Stephen Holden writing in The New York Times applauded some of the realism displayed in the film, commenting, "Nothing in the rest of the film comes close to matching the impact of Gideon’s carving the bullet from his arm with his hunting knife, then cauterizing the wound while emitting agonizing howls. This scene is enough to give you vicarious hypothermia." He also expressed his satisfaction with the visual attributes of the picture by saying "Its strongest element is the austere majesty of the cinematography by John Toll, in which the severe beauty of the Western landscape looms over the characters as a silent rebuke." Critic Josh Rosenblatt, writing for The Austin Chronicle viewed Seraphim Falls as "Meditative, beautifully shot, and blessed with a healthy dose of cynicism" and a "morality play without the morality and a Western Purgatorio that, in the end, demands its protagonists resign themselves to their loneliness and brutality and avail themselves of the redemptive power of sheer exhaustion." Kevin Crust of the Los Angeles Times gave the film a somewhat mixed rating calling it "A beautifully shot chase film by writer-director David Von Ancken and co-writer Abby Everett Jaques, it moves along with minimalist efficiency" but overall admitting it ran out of "gas during an overlong allegorical final section." Author Joshua Rothkopf of Time Out commented that the film "has all the good looks of its wintry Oregon locales, not to mention the equally craggy faces of Liam Neeson and a grizzled-up Pierce Brosnan, embroiled in a Fugitive-like pursuit with the latter on the run."
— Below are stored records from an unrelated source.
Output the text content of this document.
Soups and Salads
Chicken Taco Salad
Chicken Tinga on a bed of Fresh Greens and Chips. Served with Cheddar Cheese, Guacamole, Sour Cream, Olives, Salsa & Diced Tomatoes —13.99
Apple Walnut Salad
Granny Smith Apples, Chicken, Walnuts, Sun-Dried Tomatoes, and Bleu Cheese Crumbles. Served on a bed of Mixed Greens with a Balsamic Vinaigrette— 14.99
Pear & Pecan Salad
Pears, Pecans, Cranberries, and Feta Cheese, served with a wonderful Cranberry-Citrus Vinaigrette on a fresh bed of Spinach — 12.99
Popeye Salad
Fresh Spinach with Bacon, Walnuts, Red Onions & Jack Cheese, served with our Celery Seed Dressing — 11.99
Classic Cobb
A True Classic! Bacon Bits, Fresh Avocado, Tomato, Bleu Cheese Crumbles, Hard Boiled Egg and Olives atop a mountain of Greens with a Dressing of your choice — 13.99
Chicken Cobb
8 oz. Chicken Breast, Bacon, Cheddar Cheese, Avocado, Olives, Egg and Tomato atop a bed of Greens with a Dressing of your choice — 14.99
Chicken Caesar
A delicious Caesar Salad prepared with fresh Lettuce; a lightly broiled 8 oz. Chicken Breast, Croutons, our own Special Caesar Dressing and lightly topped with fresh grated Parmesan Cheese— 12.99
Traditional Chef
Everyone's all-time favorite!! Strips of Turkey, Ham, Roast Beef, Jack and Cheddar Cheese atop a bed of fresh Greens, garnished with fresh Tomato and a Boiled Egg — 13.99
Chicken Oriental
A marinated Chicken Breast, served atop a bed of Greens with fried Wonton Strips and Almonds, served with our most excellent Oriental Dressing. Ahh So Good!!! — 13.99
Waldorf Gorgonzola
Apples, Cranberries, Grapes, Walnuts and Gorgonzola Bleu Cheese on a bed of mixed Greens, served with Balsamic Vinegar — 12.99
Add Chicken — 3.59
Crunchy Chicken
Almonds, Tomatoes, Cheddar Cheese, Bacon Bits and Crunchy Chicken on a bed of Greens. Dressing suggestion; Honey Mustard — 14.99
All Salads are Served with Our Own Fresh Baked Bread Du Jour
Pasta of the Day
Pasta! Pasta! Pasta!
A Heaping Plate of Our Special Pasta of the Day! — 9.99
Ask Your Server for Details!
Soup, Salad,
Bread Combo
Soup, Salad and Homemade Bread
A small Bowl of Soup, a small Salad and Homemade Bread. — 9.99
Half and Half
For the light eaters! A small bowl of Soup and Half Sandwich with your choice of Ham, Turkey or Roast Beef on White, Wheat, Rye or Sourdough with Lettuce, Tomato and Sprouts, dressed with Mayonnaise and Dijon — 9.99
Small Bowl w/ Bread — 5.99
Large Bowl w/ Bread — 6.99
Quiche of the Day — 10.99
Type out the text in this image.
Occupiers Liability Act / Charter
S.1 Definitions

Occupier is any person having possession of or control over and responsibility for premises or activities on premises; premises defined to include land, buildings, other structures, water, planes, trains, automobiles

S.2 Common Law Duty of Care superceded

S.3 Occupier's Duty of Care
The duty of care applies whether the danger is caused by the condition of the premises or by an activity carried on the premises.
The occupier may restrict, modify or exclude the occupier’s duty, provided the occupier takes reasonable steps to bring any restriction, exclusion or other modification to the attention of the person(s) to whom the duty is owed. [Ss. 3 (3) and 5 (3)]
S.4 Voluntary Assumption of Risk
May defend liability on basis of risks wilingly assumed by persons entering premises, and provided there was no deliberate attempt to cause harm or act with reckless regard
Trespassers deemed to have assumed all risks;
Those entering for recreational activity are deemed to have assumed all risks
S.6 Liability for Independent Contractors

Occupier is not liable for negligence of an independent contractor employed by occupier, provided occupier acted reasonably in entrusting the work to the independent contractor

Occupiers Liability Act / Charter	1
When actors of Neeson and Brosnan's quality stoop to material so obviously beneath them, a lashing at least might be in order. |
—Ruthe Stein, writing for the San Francisco Chronicle |
Peter Rainer of The Christian Science Monitor highlighted the film's merits by declaring that it was "essentially one long, bleak stalk-and-kill action thriller. From the rugged snowscapes to the cracked desert vistas, director David Von Ancken and cinematographer John Toll serve up a whole lot of eye candy from the great outdoors." He added, "The film functions as a kind of survivalists' guide, and there's a morbid pleasure in seeing how Gideon extricates himself from one impossible situation after another." Alternately though, columnist Joe Morgenstern of The Wall Street Journal sadly mentioned, "things take a turn from simplicity to sententiousness, then to surreal silliness, and finally to a mano-à-mano contest, on a parched desert floor, over which man gets the best close-ups."
Following its cinematic release in 2007, Seraphim Falls received a nomination from the Gotham Awards for the Breakthrough Director Award. In 2008, the film won the "Best Specialty Stunt" award from the Taurus World Stunt Awards for Mark Vanselow and Craig Hosking.